BookmarkSubscribeRSS Feed
pedrogares
Calcite | Level 5

Hi,

 

I am trying to run PROC corr in order to obtain some rolling correlations based on 3 years. My main problem is that there is no enough internal space as the utility temporary file is really big ( I am dealing with more than 100M datapoints). Is there any way to avoid this utility temporary file to be saved on the SAS temporary files? I tried many things but neither of them worked.

 

This is my code 

 

DATA rwin / view=rwin;
array _X {1116} _temporary_ ;
array _Y {1116} _temporary_ ;
array _D {1116} _temporary_ ;
set CORRELATIONS3;
by PERMNO;
retain N 0;
N = ifn(first.PERMNO,1,N+1);
I=mod(N-1,1116)+1;
_X{I}=marketRET1;
_Y{I}=stockRET1;
_D{I}=day;
if N>=1116 then do I= 1 to 1116;
x=_X{I};
y=_Y{I};
d=_D{I};
output;
end;
run;


proc corr data=rwin noprint NOPROB NOSIMPLE outp=Babcorr1(where=(_type_='CORR'));
by permno N;
var x;
with y;
quit;

7 REPLIES 7
ballardw
Super User

Are you actually using the _X _Y and _D variables later? If not you might consider dropping them.

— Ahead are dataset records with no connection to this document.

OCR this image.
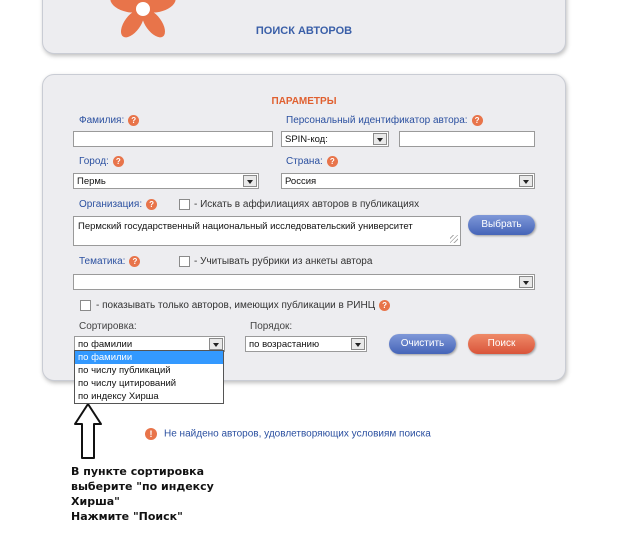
ПОИСК АВТОРОВ
ПАРАМЕТРЫ
Фамилия: ?	Персональный идентификатор автора: ?
SPIN-код:
Город: ?	Страна: ?
Пермь	Россия
Организация: ?	- Искать в аффилиациях авторов в публикациях
Пермский государственный национальный исследовательский университет	Выбрать
Тематика: ?	- Учитывать рубрики из анкеты автора
- показывать только авторов, имеющих публикации в РИНЦ ?
Сортировка:	Порядок:
по фамилии	по возрастанию	Очистить	Поиск
по фамилии
по числу публикаций
по числу цитирований
по индексу Хирша
! Не найдено авторов, удовлетворяющих условиям поиска
В пункте сортировка
выберите "по индексу
Хирша"
Нажмите "Поиск"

If you do but don't want them around for the Coor try

 

proc corr data=rwin (keep = permno n x y) <remaining code for CORR>

 

to reduce the number of variables read into the proc.

 

Another might be to break up the analysis into chunks of Permno or N values, create a separate output set for each and recombine afterwards.

 

 

Reeza
Super User

Usually it makes sense to create the big dataset and then do the calculations in one pass. 

 

In this case, if you're running out of space, it may be easier to write a macro to do each loop and then apppend the results into a table.

ballardw
Super User

Can you provide a few lines of data from the correlations3 data set, at least the variables used in making rwin?

And explain where the magic number 1116 comes from?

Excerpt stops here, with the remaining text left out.